# I am getting + adjective



## mirind4

Dag!

In English I usually use the following phrase to express my feelings: I am getting...
For example:
"I am getting tired" or "I am getting hungry" or "I am getting excited". So I would like to know how to say "I am getting ..." in dutch.

Thank you in advance!
Goedenavond!


----------



## Peterdg

It depends.

I'm getting tired = Ik word moe
I'm getting hungry = Ik krijg honger ("Ik word hongerig" is theoretically possible but no one would ever say that)
I'm getting excited = Ik word enthousiast.


----------



## YellowOnline

The English Present Continuous does not exist in Dutch so you need to use the Simple Present - Praesens, called OTT ("Onvoltooid Tegenwoordige Tijd") in Dutch. The usual translation of the verb would be with "worden" ("to become"), eg. "Ik word moe", "Ik word hongerig" and "Ik word opgewonden". Even though these are grammatically correct, Dutch speakers will seldom use those and opt for the verbs "zijn" ("to be") or "hebben" ("to have") instead, eg. "Ik ben moe", "Ik heb honger" and "Ik ben opgewonden". The different auxiliary verbs make it a bit more complicated of course, but it gets even trickier because other verbs can be used auxiliary too and some of those forms have become expressions for which there is, as far as I know, no rule. The most common translations of your examples would be resp. "Ik word moe" "Ik krijg honger" and "Ik geraak opgewonden". Note that more complicated constructions are common too, e.g. "Ik ben moe aan het worden", which is actually the closest you can get in Dutch to the English Simple Present (by using "aan het").

Somehow I don't think my post is very motivating...


----------



## mirind4

@Peterdg thanks!

@YellowOnline thank you too!

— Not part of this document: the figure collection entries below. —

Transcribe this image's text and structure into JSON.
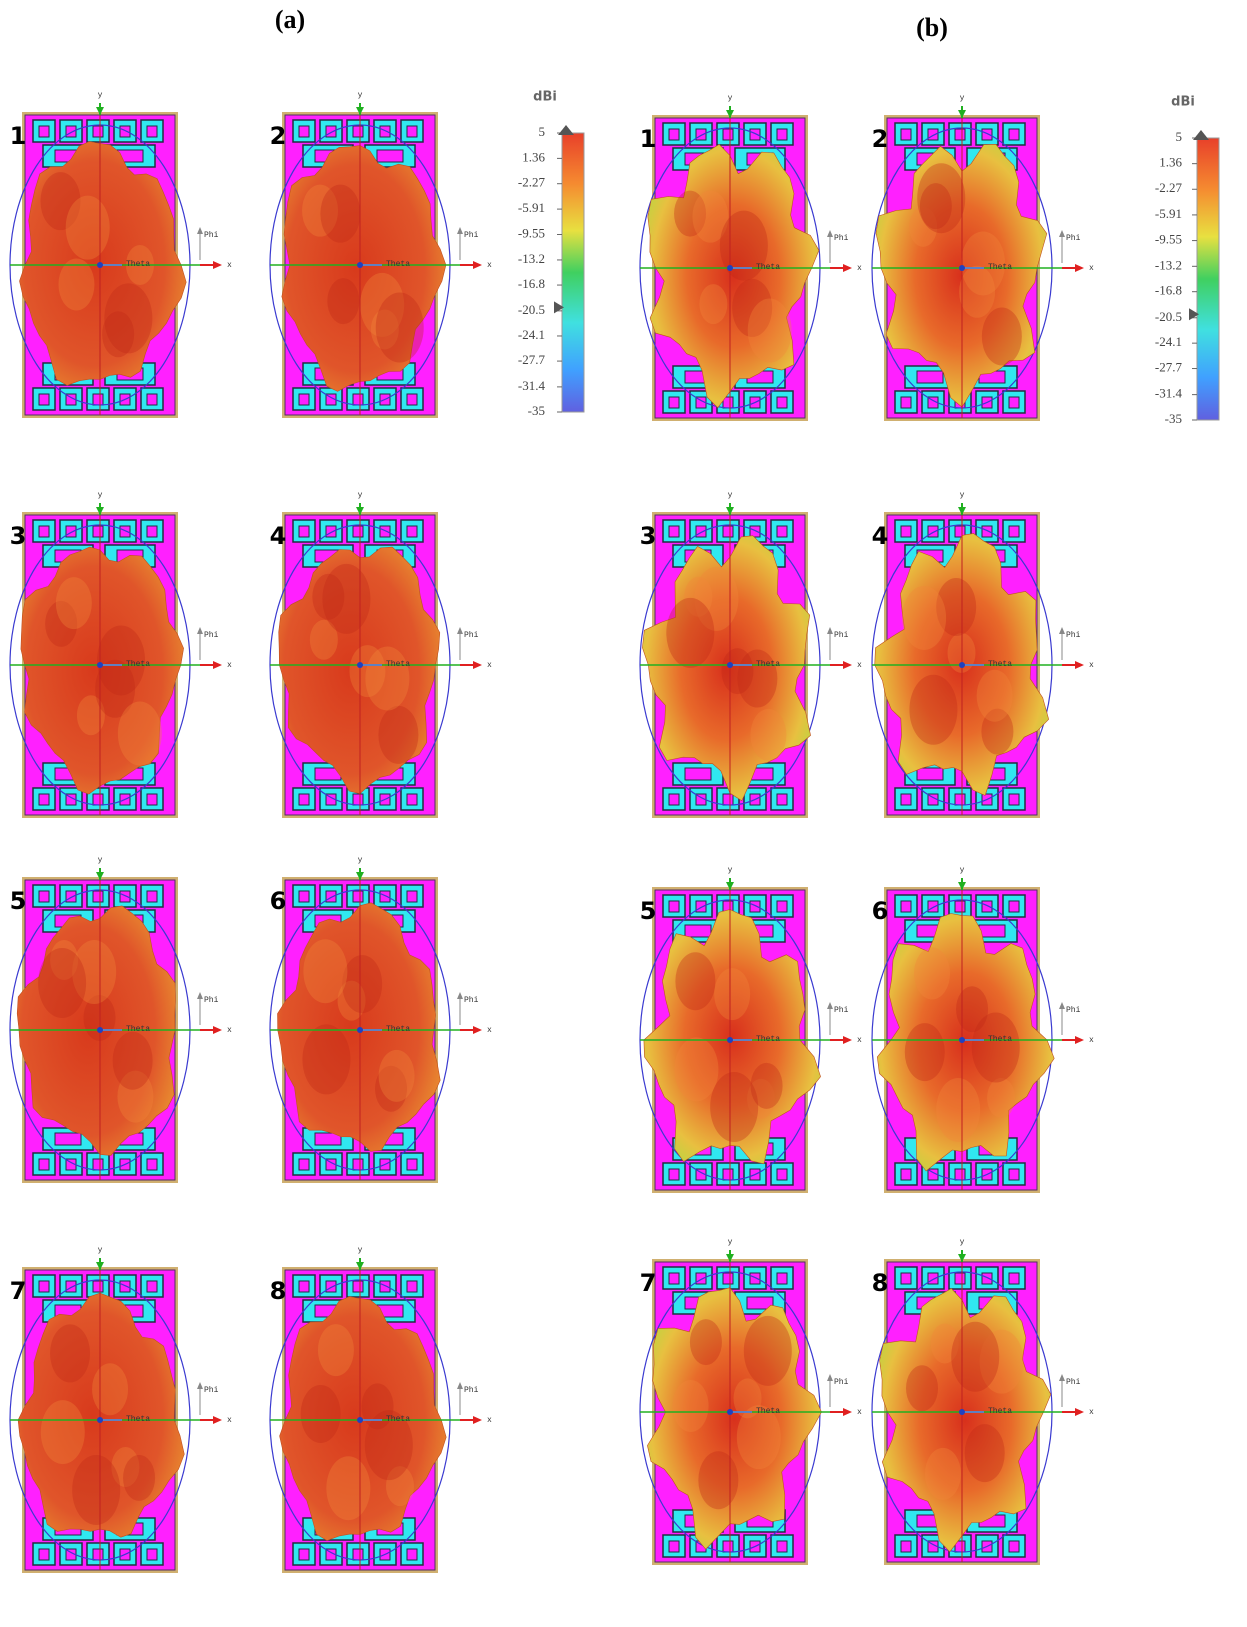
{
  "figure": {
    "panels": [
      {
        "label": "(a)",
        "colorbar": {
          "unit": "dBi",
          "ticks": [
            5,
            1.36,
            -2.27,
            -5.91,
            -9.55,
            -13.2,
            -16.8,
            -20.5,
            -24.1,
            -27.7,
            -31.4,
            -35
          ]
        },
        "plots": [
          "1",
          "2",
          "3",
          "4",
          "5",
          "6",
          "7",
          "8"
        ]
      },
      {
        "label": "(b)",
        "colorbar": {
          "unit": "dBi",
          "ticks": [
            5,
            1.36,
            -2.27,
            -5.91,
            -9.55,
            -13.2,
            -16.8,
            -20.5,
            -24.1,
            -27.7,
            -31.4,
            -35
          ]
        },
        "plots": [
          "1",
          "2",
          "3",
          "4",
          "5",
          "6",
          "7",
          "8"
        ]
      }
    ],
    "axes": {
      "y": "y",
      "x": "x",
      "phi": "Phi",
      "theta": "Theta"
    }
  }
}
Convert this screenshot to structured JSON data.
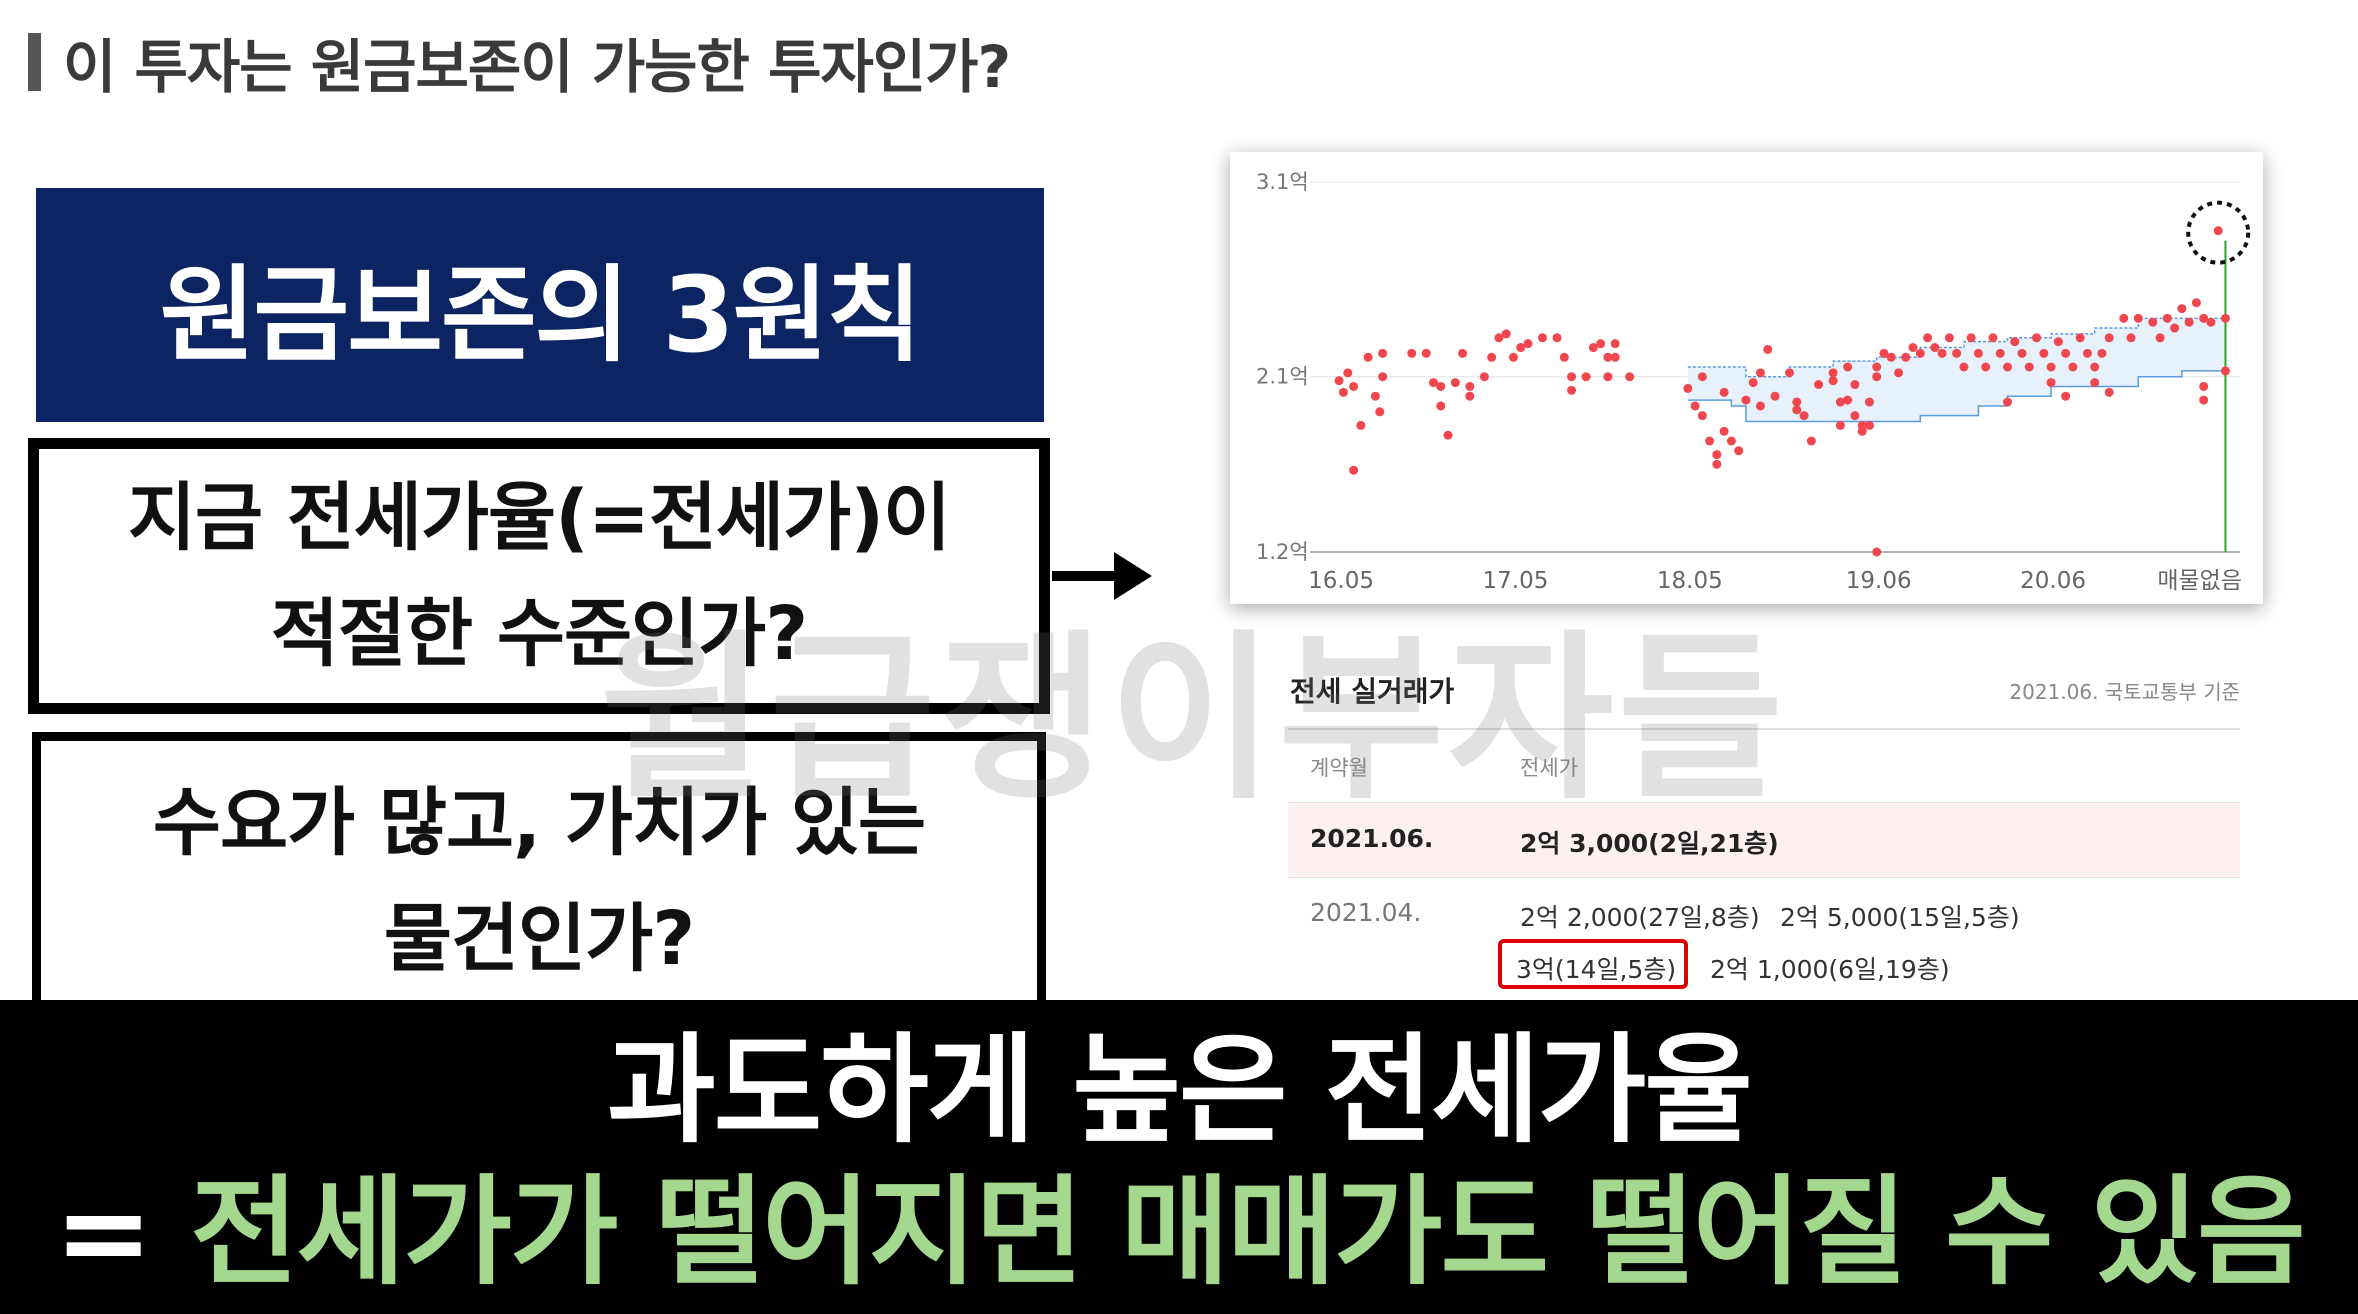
{
  "header": {
    "title": "이 투자는 원금보존이 가능한 투자인가?"
  },
  "principle": {
    "title": "원금보존의 3원칙"
  },
  "rules": [
    {
      "lines": [
        "지금 전세가율(=전세가)이",
        "적절한 수준인가?"
      ]
    },
    {
      "lines": [
        "수요가 많고, 가치가 있는",
        "물건인가?"
      ]
    }
  ],
  "watermark": "월급쟁이부자들",
  "chart_data": {
    "type": "scatter",
    "y_ticks": [
      "3.1억",
      "2.1억",
      "1.2억"
    ],
    "y_tick_values": [
      3.1,
      2.1,
      1.2
    ],
    "x_ticks": [
      "16.05",
      "17.05",
      "18.05",
      "19.06",
      "20.06",
      "매물없음"
    ],
    "x_tick_values": [
      0,
      12,
      24,
      37,
      49,
      60
    ],
    "ylim": [
      1.2,
      3.1
    ],
    "xlim": [
      -2,
      62
    ],
    "grid": true,
    "colors": {
      "points": "#f0474f",
      "band_line": "#5c9be0",
      "band_fill": "#e6f1fb",
      "marker": "#2fa02f"
    },
    "points": [
      {
        "x": 0,
        "y": 2.08
      },
      {
        "x": 0.3,
        "y": 2.02
      },
      {
        "x": 0.6,
        "y": 2.12
      },
      {
        "x": 1,
        "y": 2.05
      },
      {
        "x": 1,
        "y": 1.62
      },
      {
        "x": 1.5,
        "y": 1.85
      },
      {
        "x": 2,
        "y": 2.2
      },
      {
        "x": 2.5,
        "y": 2.0
      },
      {
        "x": 2.8,
        "y": 1.92
      },
      {
        "x": 3,
        "y": 2.22
      },
      {
        "x": 3,
        "y": 2.1
      },
      {
        "x": 5,
        "y": 2.22
      },
      {
        "x": 6,
        "y": 2.22
      },
      {
        "x": 6.5,
        "y": 2.07
      },
      {
        "x": 7,
        "y": 1.95
      },
      {
        "x": 7,
        "y": 2.05
      },
      {
        "x": 7.5,
        "y": 1.8
      },
      {
        "x": 8,
        "y": 2.07
      },
      {
        "x": 8.5,
        "y": 2.22
      },
      {
        "x": 9,
        "y": 2.05
      },
      {
        "x": 9,
        "y": 2.0
      },
      {
        "x": 10,
        "y": 2.1
      },
      {
        "x": 10.5,
        "y": 2.2
      },
      {
        "x": 11,
        "y": 2.3
      },
      {
        "x": 11.5,
        "y": 2.32
      },
      {
        "x": 12,
        "y": 2.2
      },
      {
        "x": 12.5,
        "y": 2.25
      },
      {
        "x": 13,
        "y": 2.27
      },
      {
        "x": 14,
        "y": 2.3
      },
      {
        "x": 15,
        "y": 2.3
      },
      {
        "x": 15.5,
        "y": 2.2
      },
      {
        "x": 16,
        "y": 2.1
      },
      {
        "x": 16,
        "y": 2.03
      },
      {
        "x": 17,
        "y": 2.1
      },
      {
        "x": 17.5,
        "y": 2.25
      },
      {
        "x": 18,
        "y": 2.27
      },
      {
        "x": 18.5,
        "y": 2.2
      },
      {
        "x": 18.5,
        "y": 2.1
      },
      {
        "x": 19,
        "y": 2.27
      },
      {
        "x": 19,
        "y": 2.2
      },
      {
        "x": 20,
        "y": 2.1
      },
      {
        "x": 24,
        "y": 2.04
      },
      {
        "x": 24.5,
        "y": 1.95
      },
      {
        "x": 25,
        "y": 2.1
      },
      {
        "x": 25,
        "y": 1.9
      },
      {
        "x": 25.5,
        "y": 1.77
      },
      {
        "x": 26,
        "y": 1.7
      },
      {
        "x": 26,
        "y": 1.65
      },
      {
        "x": 26.5,
        "y": 2.02
      },
      {
        "x": 26.5,
        "y": 1.82
      },
      {
        "x": 27,
        "y": 1.77
      },
      {
        "x": 27.5,
        "y": 1.72
      },
      {
        "x": 28,
        "y": 1.98
      },
      {
        "x": 28.5,
        "y": 2.07
      },
      {
        "x": 29,
        "y": 1.95
      },
      {
        "x": 29,
        "y": 2.12
      },
      {
        "x": 29.5,
        "y": 2.24
      },
      {
        "x": 30,
        "y": 2.0
      },
      {
        "x": 31,
        "y": 2.12
      },
      {
        "x": 31.5,
        "y": 1.97
      },
      {
        "x": 31.5,
        "y": 1.93
      },
      {
        "x": 32,
        "y": 1.9
      },
      {
        "x": 32.5,
        "y": 1.77
      },
      {
        "x": 33,
        "y": 2.06
      },
      {
        "x": 34,
        "y": 2.08
      },
      {
        "x": 34,
        "y": 2.12
      },
      {
        "x": 34.5,
        "y": 1.97
      },
      {
        "x": 34.5,
        "y": 1.85
      },
      {
        "x": 35,
        "y": 2.15
      },
      {
        "x": 35,
        "y": 1.98
      },
      {
        "x": 35.5,
        "y": 2.06
      },
      {
        "x": 35.5,
        "y": 1.9
      },
      {
        "x": 36,
        "y": 1.85
      },
      {
        "x": 36,
        "y": 1.82
      },
      {
        "x": 36.5,
        "y": 1.85
      },
      {
        "x": 36.5,
        "y": 1.97
      },
      {
        "x": 37,
        "y": 2.1
      },
      {
        "x": 37,
        "y": 2.15
      },
      {
        "x": 37.5,
        "y": 2.22
      },
      {
        "x": 37,
        "y": 1.2
      },
      {
        "x": 38,
        "y": 2.2
      },
      {
        "x": 38.5,
        "y": 2.12
      },
      {
        "x": 39,
        "y": 2.2
      },
      {
        "x": 39.5,
        "y": 2.25
      },
      {
        "x": 40,
        "y": 2.22
      },
      {
        "x": 40.5,
        "y": 2.3
      },
      {
        "x": 41,
        "y": 2.25
      },
      {
        "x": 41.5,
        "y": 2.22
      },
      {
        "x": 42,
        "y": 2.3
      },
      {
        "x": 42.5,
        "y": 2.22
      },
      {
        "x": 43,
        "y": 2.15
      },
      {
        "x": 43.5,
        "y": 2.3
      },
      {
        "x": 44,
        "y": 2.22
      },
      {
        "x": 44.5,
        "y": 2.15
      },
      {
        "x": 45,
        "y": 2.3
      },
      {
        "x": 45.5,
        "y": 2.22
      },
      {
        "x": 46,
        "y": 2.15
      },
      {
        "x": 46.5,
        "y": 2.28
      },
      {
        "x": 47,
        "y": 2.22
      },
      {
        "x": 47.5,
        "y": 2.15
      },
      {
        "x": 48,
        "y": 2.3
      },
      {
        "x": 48.5,
        "y": 2.22
      },
      {
        "x": 49,
        "y": 2.15
      },
      {
        "x": 49.5,
        "y": 2.28
      },
      {
        "x": 50,
        "y": 2.22
      },
      {
        "x": 50.5,
        "y": 2.15
      },
      {
        "x": 51,
        "y": 2.3
      },
      {
        "x": 51.5,
        "y": 2.22
      },
      {
        "x": 52,
        "y": 2.15
      },
      {
        "x": 52.5,
        "y": 2.22
      },
      {
        "x": 53,
        "y": 2.3
      },
      {
        "x": 46,
        "y": 1.97
      },
      {
        "x": 49,
        "y": 2.07
      },
      {
        "x": 50,
        "y": 2.0
      },
      {
        "x": 52,
        "y": 2.07
      },
      {
        "x": 53,
        "y": 2.02
      },
      {
        "x": 54,
        "y": 2.4
      },
      {
        "x": 54.5,
        "y": 2.3
      },
      {
        "x": 55,
        "y": 2.4
      },
      {
        "x": 56,
        "y": 2.38
      },
      {
        "x": 56.5,
        "y": 2.3
      },
      {
        "x": 57,
        "y": 2.4
      },
      {
        "x": 57.5,
        "y": 2.35
      },
      {
        "x": 58,
        "y": 2.45
      },
      {
        "x": 58.5,
        "y": 2.38
      },
      {
        "x": 59,
        "y": 2.48
      },
      {
        "x": 59.5,
        "y": 2.4
      },
      {
        "x": 60,
        "y": 2.38
      },
      {
        "x": 61,
        "y": 2.4
      },
      {
        "x": 61,
        "y": 2.13
      },
      {
        "x": 59.5,
        "y": 2.05
      },
      {
        "x": 59.5,
        "y": 1.98
      },
      {
        "x": 60.5,
        "y": 2.85
      }
    ],
    "band_upper": [
      [
        24,
        2.15
      ],
      [
        27,
        2.15
      ],
      [
        28,
        2.1
      ],
      [
        30,
        2.1
      ],
      [
        31,
        2.15
      ],
      [
        34,
        2.18
      ],
      [
        37,
        2.2
      ],
      [
        40,
        2.25
      ],
      [
        43,
        2.28
      ],
      [
        46,
        2.3
      ],
      [
        49,
        2.32
      ],
      [
        52,
        2.35
      ],
      [
        55,
        2.4
      ],
      [
        58,
        2.4
      ],
      [
        61,
        2.4
      ]
    ],
    "band_lower": [
      [
        24,
        1.98
      ],
      [
        27,
        1.95
      ],
      [
        28,
        1.87
      ],
      [
        31,
        1.87
      ],
      [
        34,
        1.87
      ],
      [
        37,
        1.87
      ],
      [
        40,
        1.9
      ],
      [
        42,
        1.9
      ],
      [
        44,
        1.95
      ],
      [
        46,
        2.0
      ],
      [
        49,
        2.05
      ],
      [
        52,
        2.05
      ],
      [
        55,
        2.1
      ],
      [
        58,
        2.13
      ],
      [
        61,
        2.13
      ]
    ],
    "current_marker_x": 61,
    "highlight_point": {
      "x": 60.5,
      "y": 2.85
    }
  },
  "table": {
    "heading": "전세 실거래가",
    "source": "2021.06. 국토교통부 기준",
    "col_month": "계약월",
    "col_price": "전세가",
    "rows": [
      {
        "month": "2021.06.",
        "deals": [
          "2억 3,000(2일,21층)"
        ]
      },
      {
        "month": "2021.04.",
        "deals": [
          "2억 2,000(27일,8층)",
          "2억 5,000(15일,5층)",
          "3억(14일,5층)",
          "2억 1,000(6일,19층)"
        ]
      }
    ]
  },
  "banner": {
    "line1": "과도하게 높은 전세가율",
    "line2_prefix": "=",
    "line2_highlight": "전세가가 떨어지면 매매가도 떨어질 수 있음"
  }
}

I think, your post is very nice! That's what I like most, a long, detailed explanation! I am fascinated by any languages, especially by the Dutch! More difficult a part of the language is, more I like it  

Have a nice day!


----------



## Sjonger

I think we usually express this concept with the use of 'ik begin': Ik begin (me) nu / nu toch / onderhand / echt / echt wel wat / een beetje moe te worden / honger te krijgen / op te winden / boos te worden, etc.


----------



## mirind4

thanks Sjonger!


----------



## Timidinho

In theory "Ik ben moe wordend(e)" would also be correct, but of course it sounds ridiculous and no one ever says that.


----------



## mirind4

okay, thanks for the info anyway!


----------



## ThomasK

In Vlaanderen (en NL) is "Ik *raak *... " heel gangbaar... Inzake "Ik word" eventueel ook: "ik word *stilaan *..."


----------



## YellowOnline

ThomasK said:


> In Vlaanderen (en NL) is "Ik *raak *... " heel gangbaar... Inzake "Ik word" eventueel ook: "ik word *stilaan *..."



Of: "Ik ben <ADJ> aan het geraken."


----------